In March, developmental biologist Armand Leroi published an op-ed in the New York Times rebutting the conventional wisdom that race does not exist. (The conventional wisdom is coming to be known as Lewontin's Fallacy: that because most genes may be found in all human groups, the groups don't differ at all. But patterns of correlation among genes do differ between groups, and different clusters of correlated genes correspond well to the major races labeled by common sense. )In June, the Times reported a forthcoming study by physicist Greg Cochran, anthropologist Jason Hardy, and population geneticist Henry Harpending proposing that Ashkenazi Jews have been biologically selected for high intelligence, and that their well-documented genetic diseases are a by-product of this evolutionary history.
In September, political scientist Charles Murray published an article in Commentary reiterating his argument from The Bell Curve that average racial differences in intelligence are intractable and partly genetic.

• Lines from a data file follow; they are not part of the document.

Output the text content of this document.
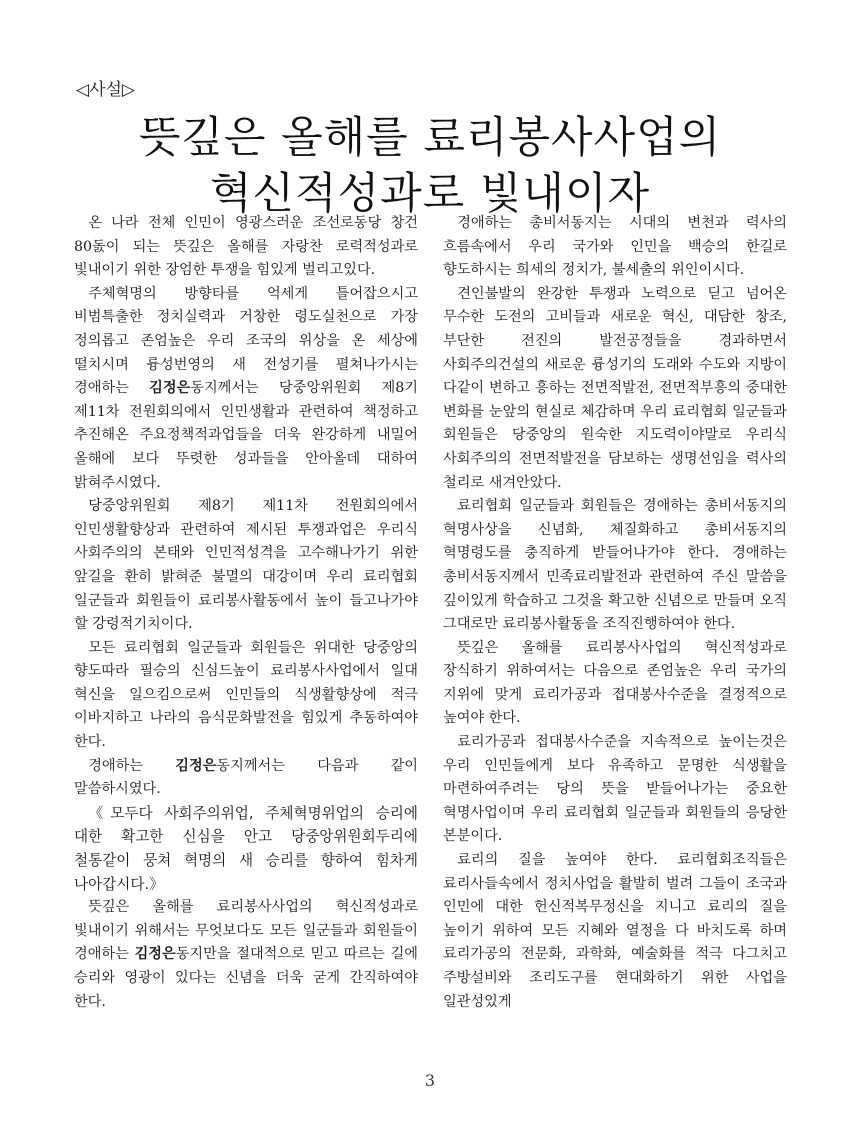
◁사설▷
뜻깊은 올해를 료리봉사사업의
혁신적성과로 빛내이자

온 나라 전체 인민이 영광스러운 조선로동당 창건 80돐이 되는 뜻깊은 올해를 자랑찬 로력적성과로 빛내이기 위한 장엄한 투쟁을 힘있게 벌리고있다.

주체혁명의 방향타를 억세게 틀어잡으시고 비범특출한 정치실력과 거창한 령도실천으로 가장 정의롭고 존엄높은 우리 조국의 위상을 온 세상에 떨치시며 륭성번영의 새 전성기를 펼쳐나가시는 경애하는 김정은동지께서는 당중앙위원회 제8기 제11차 전원회의에서 인민생활과 관련하여 책정하고 추진해온 주요정책적과업들을 더욱 완강하게 내밀어 올해에 보다 뚜렷한 성과들을 안아올데 대하여 밝혀주시였다.

당중앙위원회 제8기 제11차 전원회의에서 인민생활향상과 관련하여 제시된 투쟁과업은 우리식 사회주의의 본태와 인민적성격을 고수해나가기 위한 앞길을 환히 밝혀준 불멸의 대강이며 우리 료리협회 일군들과 회원들이 료리봉사활동에서 높이 들고나가야 할 강령적기치이다.

모든 료리협회 일군들과 회원들은 위대한 당중앙의 향도따라 필승의 신심드높이 료리봉사사업에서 일대 혁신을 일으킴으로써 인민들의 식생활향상에 적극 이바지하고 나라의 음식문화발전을 힘있게 추동하여야 한다.

경애하는 김정은동지께서는 다음과 같이 말씀하시였다.

《모두다 사회주의위업, 주체혁명위업의 승리에 대한 확고한 신심을 안고 당중앙위원회두리에 철통같이 뭉쳐 혁명의 새 승리를 향하여 힘차게 나아갑시다.》

뜻깊은 올해를 료리봉사사업의 혁신적성과로 빛내이기 위해서는 무엇보다도 모든 일군들과 회원들이 경애하는 김정은동지만을 절대적으로 믿고 따르는 길에 승리와 영광이 있다는 신념을 더욱 굳게 간직하여야 한다.

경애하는 총비서동지는 시대의 변천과 력사의 흐름속에서 우리 국가와 인민을 백승의 한길로 향도하시는 희세의 정치가, 불세출의 위인이시다.

견인불발의 완강한 투쟁과 노력으로 딛고 넘어온 무수한 도전의 고비들과 새로운 혁신, 대담한 창조, 부단한 전진의 발전공정들을 경과하면서 사회주의건설의 새로운 륭성기의 도래와 수도와 지방이 다같이 변하고 흥하는 전면적발전, 전면적부흥의 중대한 변화를 눈앞의 현실로 체감하며 우리 료리협회 일군들과 회원들은 당중앙의 원숙한 지도력이야말로 우리식 사회주의의 전면적발전을 담보하는 생명선임을 력사의 철리로 새겨안았다.

료리협회 일군들과 회원들은 경애하는 총비서동지의 혁명사상을 신념화, 체질화하고 총비서동지의 혁명령도를 충직하게 받들어나가야 한다. 경애하는 총비서동지께서 민족료리발전과 관련하여 주신 말씀을 깊이있게 학습하고 그것을 확고한 신념으로 만들며 오직 그대로만 료리봉사활동을 조직진행하여야 한다.

뜻깊은 올해를 료리봉사사업의 혁신적성과로 장식하기 위하여서는 다음으로 존엄높은 우리 국가의 지위에 맞게 료리가공과 접대봉사수준을 결정적으로 높여야 한다.

료리가공과 접대봉사수준을 지속적으로 높이는것은 우리 인민들에게 보다 유족하고 문명한 식생활을 마련하여주려는 당의 뜻을 받들어나가는 중요한 혁명사업이며 우리 료리협회 일군들과 회원들의 응당한 본분이다.

료리의 질을 높여야 한다. 료리협회조직들은 료리사들속에서 정치사업을 활발히 벌려 그들이 조국과 인민에 대한 헌신적복무정신을 지니고 료리의 질을 높이기 위하여 모든 지혜와 열정을 다 바치도록 하며 료리가공의 전문화, 과학화, 예술화를 적극 다그치고 주방설비와 조리도구를 현대화하기 위한 사업을 일관성있게

3
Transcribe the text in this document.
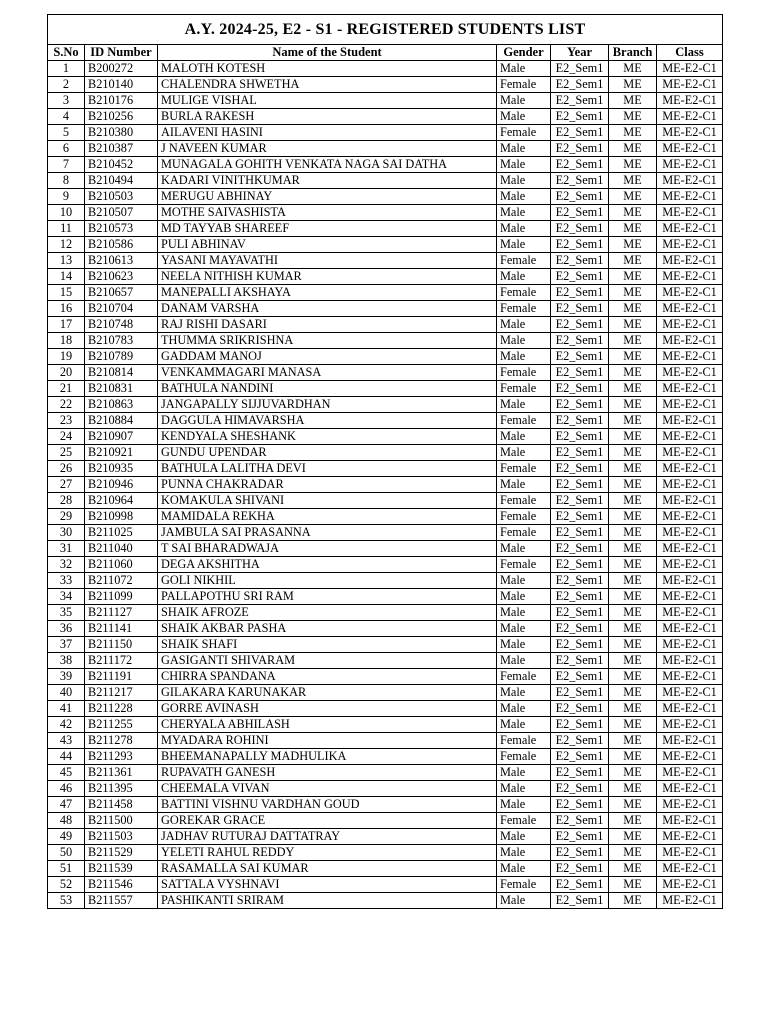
A.Y. 2024-25, E2 - S1 - REGISTERED STUDENTS LIST						
S.No	ID Number	Name of the Student	Gender	Year	Branch	Class
1	B200272	MALOTH KOTESH	Male	E2_Sem1	ME	ME-E2-C1
2	B210140	CHALENDRA SHWETHA	Female	E2_Sem1	ME	ME-E2-C1
3	B210176	MULIGE VISHAL	Male	E2_Sem1	ME	ME-E2-C1
4	B210256	BURLA RAKESH	Male	E2_Sem1	ME	ME-E2-C1
5	B210380	AILAVENI HASINI	Female	E2_Sem1	ME	ME-E2-C1
6	B210387	J NAVEEN KUMAR	Male	E2_Sem1	ME	ME-E2-C1
7	B210452	MUNAGALA GOHITH VENKATA NAGA SAI DATHA	Male	E2_Sem1	ME	ME-E2-C1
8	B210494	KADARI VINITHKUMAR	Male	E2_Sem1	ME	ME-E2-C1
9	B210503	MERUGU ABHINAY	Male	E2_Sem1	ME	ME-E2-C1
10	B210507	MOTHE SAIVASHISTA	Male	E2_Sem1	ME	ME-E2-C1
11	B210573	MD TAYYAB SHAREEF	Male	E2_Sem1	ME	ME-E2-C1
12	B210586	PULI ABHINAV	Male	E2_Sem1	ME	ME-E2-C1
13	B210613	YASANI MAYAVATHI	Female	E2_Sem1	ME	ME-E2-C1
14	B210623	NEELA NITHISH KUMAR	Male	E2_Sem1	ME	ME-E2-C1
15	B210657	MANEPALLI AKSHAYA	Female	E2_Sem1	ME	ME-E2-C1
16	B210704	DANAM VARSHA	Female	E2_Sem1	ME	ME-E2-C1
17	B210748	RAJ RISHI DASARI	Male	E2_Sem1	ME	ME-E2-C1
18	B210783	THUMMA SRIKRISHNA	Male	E2_Sem1	ME	ME-E2-C1
19	B210789	GADDAM MANOJ	Male	E2_Sem1	ME	ME-E2-C1
20	B210814	VENKAMMAGARI MANASA	Female	E2_Sem1	ME	ME-E2-C1
21	B210831	BATHULA NANDINI	Female	E2_Sem1	ME	ME-E2-C1
22	B210863	JANGAPALLY SIJJUVARDHAN	Male	E2_Sem1	ME	ME-E2-C1
23	B210884	DAGGULA HIMAVARSHA	Female	E2_Sem1	ME	ME-E2-C1
24	B210907	KENDYALA SHESHANK	Male	E2_Sem1	ME	ME-E2-C1
25	B210921	GUNDU UPENDAR	Male	E2_Sem1	ME	ME-E2-C1
26	B210935	BATHULA LALITHA DEVI	Female	E2_Sem1	ME	ME-E2-C1
27	B210946	PUNNA CHAKRADAR	Male	E2_Sem1	ME	ME-E2-C1
28	B210964	KOMAKULA SHIVANI	Female	E2_Sem1	ME	ME-E2-C1
29	B210998	MAMIDALA REKHA	Female	E2_Sem1	ME	ME-E2-C1
30	B211025	JAMBULA SAI PRASANNA	Female	E2_Sem1	ME	ME-E2-C1
31	B211040	T SAI BHARADWAJA	Male	E2_Sem1	ME	ME-E2-C1
32	B211060	DEGA AKSHITHA	Female	E2_Sem1	ME	ME-E2-C1
33	B211072	GOLI NIKHIL	Male	E2_Sem1	ME	ME-E2-C1
34	B211099	PALLAPOTHU SRI RAM	Male	E2_Sem1	ME	ME-E2-C1
35	B211127	SHAIK AFROZE	Male	E2_Sem1	ME	ME-E2-C1
36	B211141	SHAIK AKBAR PASHA	Male	E2_Sem1	ME	ME-E2-C1
37	B211150	SHAIK SHAFI	Male	E2_Sem1	ME	ME-E2-C1
38	B211172	GASIGANTI SHIVARAM	Male	E2_Sem1	ME	ME-E2-C1
39	B211191	CHIRRA SPANDANA	Female	E2_Sem1	ME	ME-E2-C1
40	B211217	GILAKARA KARUNAKAR	Male	E2_Sem1	ME	ME-E2-C1
41	B211228	GORRE AVINASH	Male	E2_Sem1	ME	ME-E2-C1
42	B211255	CHERYALA ABHILASH	Male	E2_Sem1	ME	ME-E2-C1
43	B211278	MYADARA ROHINI	Female	E2_Sem1	ME	ME-E2-C1
44	B211293	BHEEMANAPALLY MADHULIKA	Female	E2_Sem1	ME	ME-E2-C1
45	B211361	RUPAVATH GANESH	Male	E2_Sem1	ME	ME-E2-C1
46	B211395	CHEEMALA VIVAN	Male	E2_Sem1	ME	ME-E2-C1
47	B211458	BATTINI VISHNU VARDHAN GOUD	Male	E2_Sem1	ME	ME-E2-C1
48	B211500	GOREKAR GRACE	Female	E2_Sem1	ME	ME-E2-C1
49	B211503	JADHAV RUTURAJ DATTATRAY	Male	E2_Sem1	ME	ME-E2-C1
50	B211529	YELETI RAHUL REDDY	Male	E2_Sem1	ME	ME-E2-C1
51	B211539	RASAMALLA SAI KUMAR	Male	E2_Sem1	ME	ME-E2-C1
52	B211546	SATTALA VYSHNAVI	Female	E2_Sem1	ME	ME-E2-C1
53	B211557	PASHIKANTI SRIRAM	Male	E2_Sem1	ME	ME-E2-C1
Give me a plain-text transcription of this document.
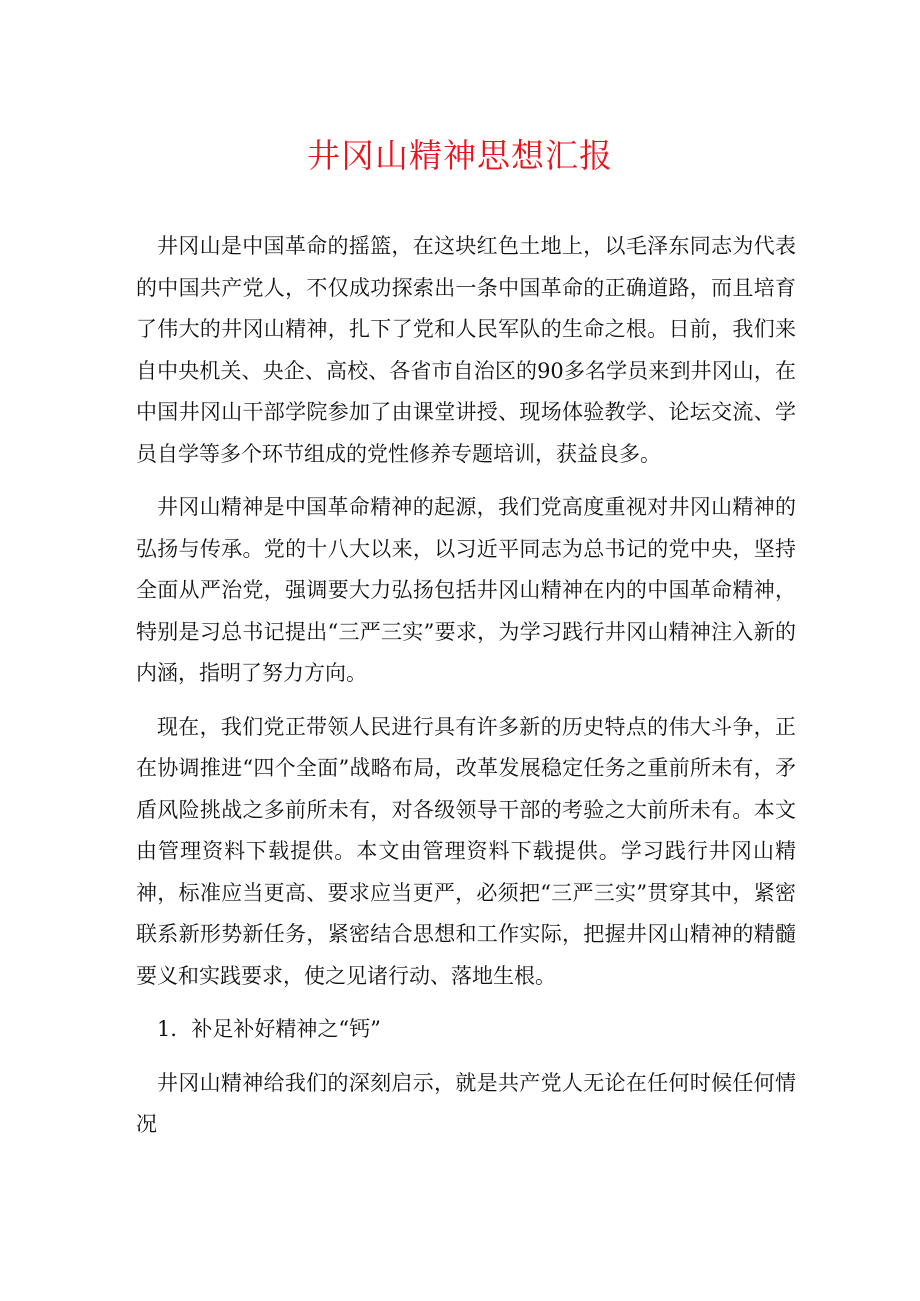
井冈山精神思想汇报

井冈山是中国革命的摇篮，在这块红色土地上，以毛泽东同志为代表的中国共产党人，不仅成功探索出一条中国革命的正确道路，而且培育了伟大的井冈山精神，扎下了党和人民军队的生命之根。日前，我们来自中央机关、央企、高校、各省市自治区的90多名学员来到井冈山，在中国井冈山干部学院参加了由课堂讲授、现场体验教学、论坛交流、学员自学等多个环节组成的党性修养专题培训，获益良多。

井冈山精神是中国革命精神的起源，我们党高度重视对井冈山精神的弘扬与传承。党的十八大以来，以习近平同志为总书记的党中央，坚持全面从严治党，强调要大力弘扬包括井冈山精神在内的中国革命精神，特别是习总书记提出“三严三实”要求，为学习践行井冈山精神注入新的内涵，指明了努力方向。

现在，我们党正带领人民进行具有许多新的历史特点的伟大斗争，正在协调推进“四个全面”战略布局，改革发展稳定任务之重前所未有，矛盾风险挑战之多前所未有，对各级领导干部的考验之大前所未有。本文由管理资料下载提供。本文由管理资料下载提供。学习践行井冈山精神，标准应当更高、要求应当更严，必须把“三严三实”贯穿其中，紧密联系新形势新任务，紧密结合思想和工作实际，把握井冈山精神的精髓要义和实践要求，使之见诸行动、落地生根。

1．补足补好精神之“钙”

井冈山精神给我们的深刻启示，就是共产党人无论在任何时候任何情况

Whether or not these hypotheses hold up (the evidence for gender differences is reasonably good, for ethnic and racial differences much less so), they are widely perceived to be dangerous. Summers was subjected to months of vilification, and proponents of ethnic and racial differences in the past have been targets of censorship, violence, and comparisons to Nazis. Large swaths of the intellectual landscape have been reengineered to try to rule these hypotheses out a priori (race does not exist, intelligence does not exist, the mind is a blank slate inscribed by parents). The underlying fear, that reports of group differences will fuel bigotry, is not, of course, groundless.
The intellectual tools to defuse the danger are available. "Is" does not imply "ought. " Group differences, when they exist, pertain to the average or variance of a statistical distribution, rather than to individual men and women. Political equality is a commitment to universal human rights, and to policies that treat people as individuals rather than representatives of groups; it is not an empirical claim that all groups are indistinguishable. Yet many commentators seem unwilling to grasp these points, to say nothing of the wider world community.
"The underlying fear, that reports of group differences will fuel bigotry, is not, of course, groundless."
Right. Which creates, for a conscious and responsible scientist, an unbearable situation of "damned if I would and damned if I wouldn't".
Especially in our PC-mad times. However, there is one paradox here: in our PC-mad times we are still ready to fight for freedom of speech for a maddest bigot, racist and hater of this or that minority.
Go figure...
Posted by: SnoopyTheGoon | January 02, 2006 at 12:20 PM
It is at least somewhat gratifying that the likes of Pinker can say such things these days without being castigated as racists, as they were in the 1960s and 1970s - when to intimate that intelligence has a genetic component (a glimpse of the blindingly obvious for most of us) brought down the full fury of the Politically Correct Left.
It has taken years of solid science to scotch that shibboleth, though the notion that some people (and some cultures) can be better than others is still a heresy for many Liberals, and we still don't like the word failure - witness the almost unanimous opprobrium of "elitism" in our schools on a recent "Any Questions". You cannot have little Johnny (Prescott?) scarred for life by failing his 11+. Just what do these people think Evolution is about?
And thank goodness that the behaviourism of B.F.Skinner and the genetic nonsense of Lysenko have met their demise, though I doubt the politically correct brigade will want to remember them.